Five years earlier and young man Carlos (Milo Quifes) is blackballed – quite literally, using a system of chutes and black and white balls – from joining the ‘Casino’ club in Granada on account of his rumoured homosexuality.

And finally in the twenty-first-century timeline, student and struggling playwright Alberto (Carlos González) learns of a mysterious bequest from his estranged grandfather, which further complicates his relationship with his addict mother Teresa (Lola Dueñas), who even does a line of coke during an angst-fuelled lunch together.

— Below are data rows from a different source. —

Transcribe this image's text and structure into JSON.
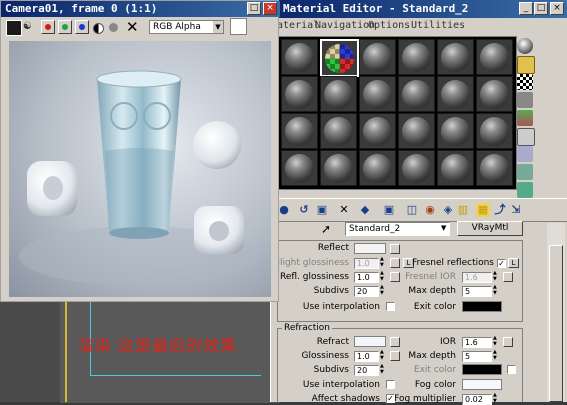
{
  "camera_window": {
    "title": "Camera01, frame 0 (1:1)",
    "channel": "RGB Alpha",
    "toolbar_icons": [
      "save-icon",
      "clone-icon",
      "red-channel-icon",
      "green-channel-icon",
      "blue-channel-icon",
      "mono-icon",
      "alpha-icon",
      "clear-icon"
    ]
  },
  "material_editor": {
    "title": "Material Editor - Standard_2",
    "menu": [
      "Material",
      "Navigation",
      "Options",
      "Utilities"
    ],
    "material_name": "Standard_2",
    "material_type": "VRayMtl",
    "reflect": {
      "reflect_label": "Reflect",
      "hilight_glossiness_label": "Hilight glossiness",
      "hilight_glossiness_value": "1.0",
      "l_label": "L",
      "fresnel_reflections_label": "Fresnel reflections",
      "fresnel_l_label": "L",
      "refl_glossiness_label": "Refl. glossiness",
      "refl_glossiness_value": "1.0",
      "fresnel_ior_label": "Fresnel IOR",
      "fresnel_ior_value": "1.6",
      "subdivs_label": "Subdivs",
      "subdivs_value": "20",
      "max_depth_label": "Max depth",
      "max_depth_value": "5",
      "use_interpolation_label": "Use interpolation",
      "exit_color_label": "Exit color"
    },
    "refraction": {
      "group_label": "Refraction",
      "refract_label": "Refract",
      "ior_label": "IOR",
      "ior_value": "1.6",
      "glossiness_label": "Glossiness",
      "glossiness_value": "1.0",
      "max_depth_label": "Max depth",
      "max_depth_value": "5",
      "subdivs_label": "Subdivs",
      "subdivs_value": "20",
      "exit_color_label": "Exit color",
      "use_interpolation_label": "Use interpolation",
      "fog_color_label": "Fog color",
      "affect_shadows_label": "Affect shadows",
      "fog_multiplier_label": "Fog multiplier",
      "fog_multiplier_value": "0.02"
    }
  },
  "caption": "渲染   这是最后的效果"
}
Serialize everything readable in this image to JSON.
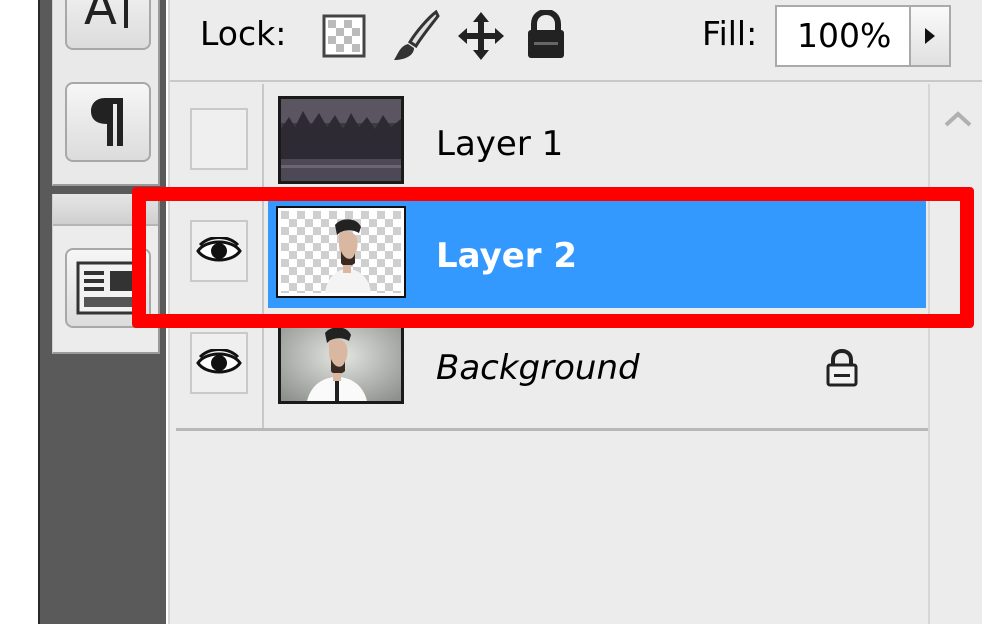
{
  "lock": {
    "label": "Lock:",
    "icons": [
      "lock-transparent-pixels-icon",
      "lock-image-pixels-icon",
      "lock-position-icon",
      "lock-all-icon"
    ]
  },
  "fill": {
    "label": "Fill:",
    "value": "100%"
  },
  "tools": [
    "character-icon",
    "paragraph-icon",
    "panel-options-icon"
  ],
  "layers": [
    {
      "name": "Layer 1",
      "visible": false,
      "selected": false,
      "locked": false,
      "thumbnail": "dark-landscape-thumbnail"
    },
    {
      "name": "Layer 2",
      "visible": true,
      "selected": true,
      "locked": false,
      "thumbnail": "portrait-transparent-thumbnail"
    },
    {
      "name": "Background",
      "visible": true,
      "selected": false,
      "locked": true,
      "thumbnail": "portrait-background-thumbnail"
    }
  ],
  "colors": {
    "selection": "#3399ff",
    "highlight": "#ff0000",
    "panel": "#ececec"
  }
}
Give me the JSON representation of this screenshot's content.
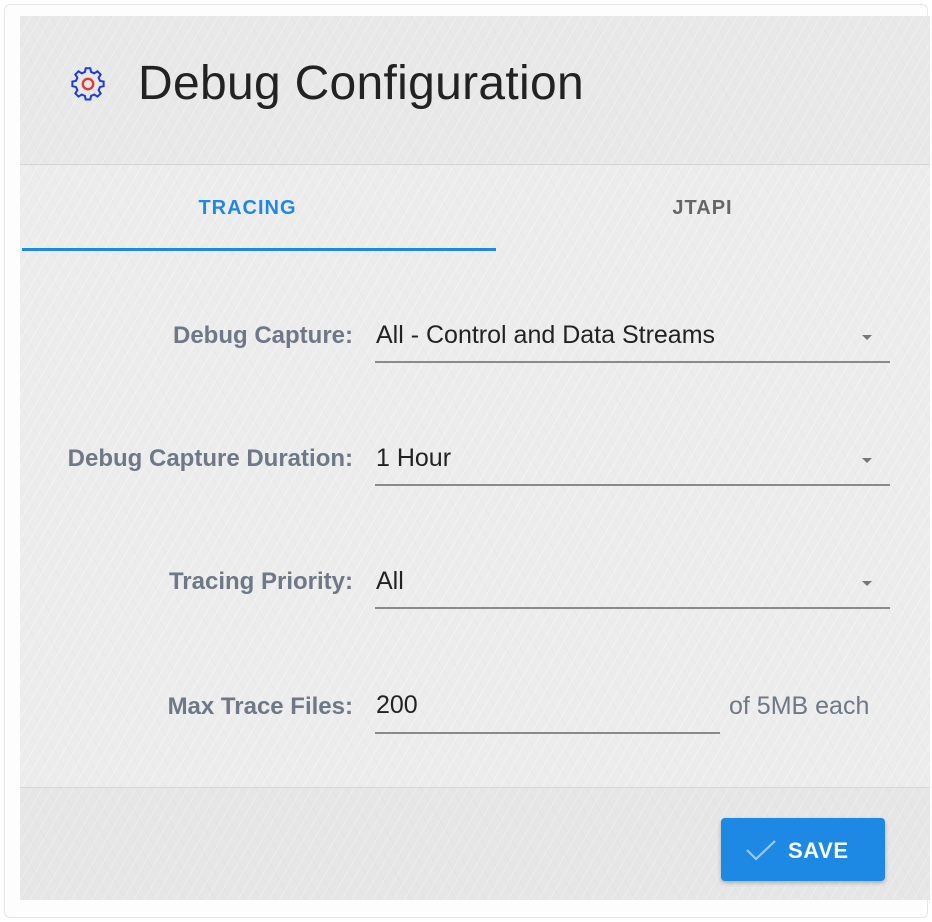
{
  "header": {
    "title": "Debug Configuration",
    "icon": "gear-icon",
    "icon_color": "#1e3fd6",
    "icon_center_color": "#e53935"
  },
  "tabs": [
    {
      "label": "TRACING",
      "active": true
    },
    {
      "label": "JTAPI",
      "active": false
    }
  ],
  "accent_color": "#1e88e5",
  "form": {
    "debug_capture": {
      "label": "Debug Capture:",
      "value": "All - Control and Data Streams"
    },
    "debug_capture_duration": {
      "label": "Debug Capture Duration:",
      "value": "1 Hour"
    },
    "tracing_priority": {
      "label": "Tracing Priority:",
      "value": "All"
    },
    "max_trace_files": {
      "label": "Max Trace Files:",
      "value": "200",
      "suffix": "of 5MB each"
    }
  },
  "footer": {
    "save_label": "SAVE",
    "save_icon": "check-icon"
  }
}
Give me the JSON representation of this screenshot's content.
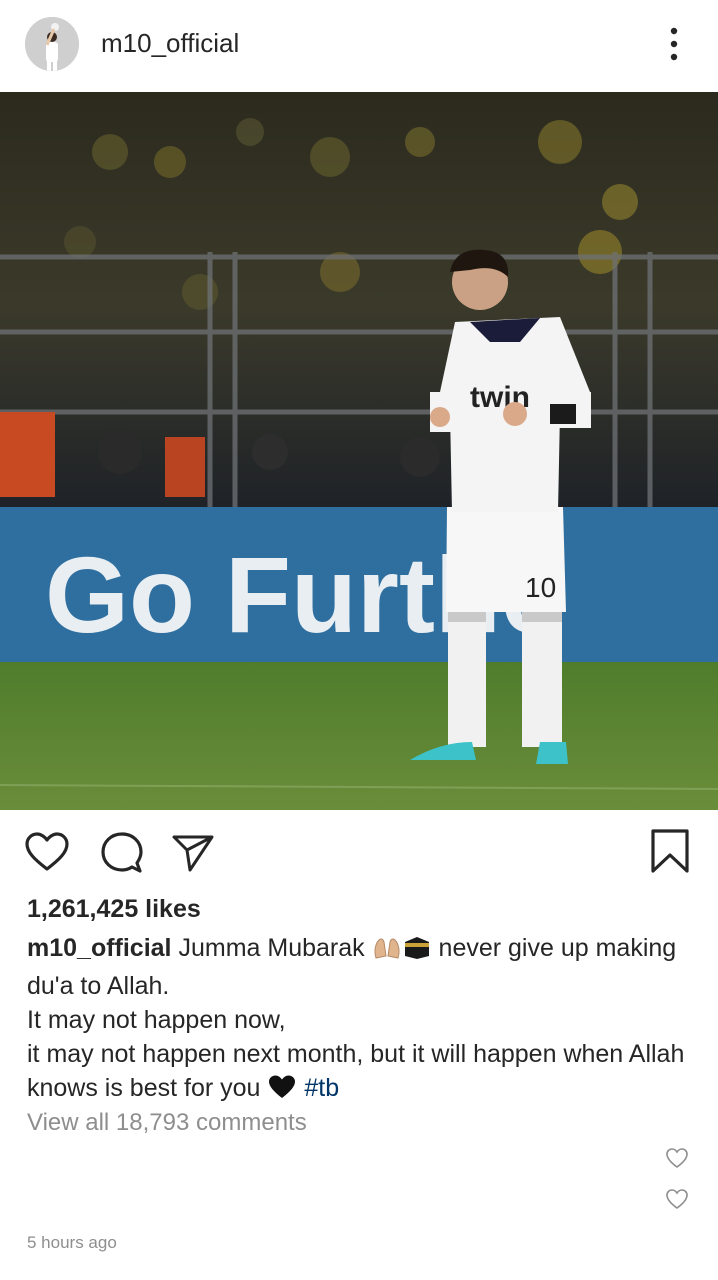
{
  "header": {
    "username": "m10_official",
    "more_icon": "more-vertical-icon"
  },
  "post": {
    "image_description_icon": "photo",
    "ad_board_text": "Go Furthe",
    "jersey_number": "10",
    "jersey_sponsor": "twin"
  },
  "actions": {
    "like_icon": "heart-icon",
    "comment_icon": "comment-icon",
    "share_icon": "send-icon",
    "save_icon": "bookmark-icon"
  },
  "likes_text": "1,261,425 likes",
  "caption": {
    "username": "m10_official",
    "line1_a": "Jumma Mubarak",
    "line1_b": "never give up making du'a to Allah.",
    "line2": "It may not happen now,",
    "line3": "it may not happen next month, but it will happen when Allah knows is best for you",
    "hashtag": "#tb"
  },
  "view_comments": "View all 18,793 comments",
  "timestamp": "5 hours ago",
  "colors": {
    "text": "#262626",
    "muted": "#8e8e8e",
    "hashtag": "#003569"
  }
}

Quite remarkably – and sometimes with a little bit of over-reach – these stories do all come together by the end, with many gorgeously arranged shots along the way by cinematographer Gris Jordana. This is something as well when you’re boldly re-framing and extending the work of a writer like Lorca.

The Black Ball
It’s packed with ‘gorgeously arranged shots’ (Picture: Cannes Film Festival)

To The Black Ball’s credit as well, there’s no sense of waiting for Cruz or Close’s arrivals in their small supporting roles to inject a boost to proceedings, although both are marvellous.

Cruz is lusty Madrid nightclub star Nené in an energetic musical sequence with the soldiers in 1937, and Close is US academic Isabelle in 2017, showing there’s nothing this eight-time Oscar nominee can’t do by also acting in apparent fluent Spanish.

Verdict

The Black Ball is hard to resist in its full-throttle approach to Spanish history and homosexuality spanning nearly a century. And while proceedings may plod along in places over more than two and a half hours, it has its extraordinary cast’s performances to keep things powered up – with or without the delightful A-List Hollywood cameos.

The Black Ball premiered at Cannes Film Festival on May 21. It will be released in Spain on October 2. UK and US release dates have yet to be confirmed.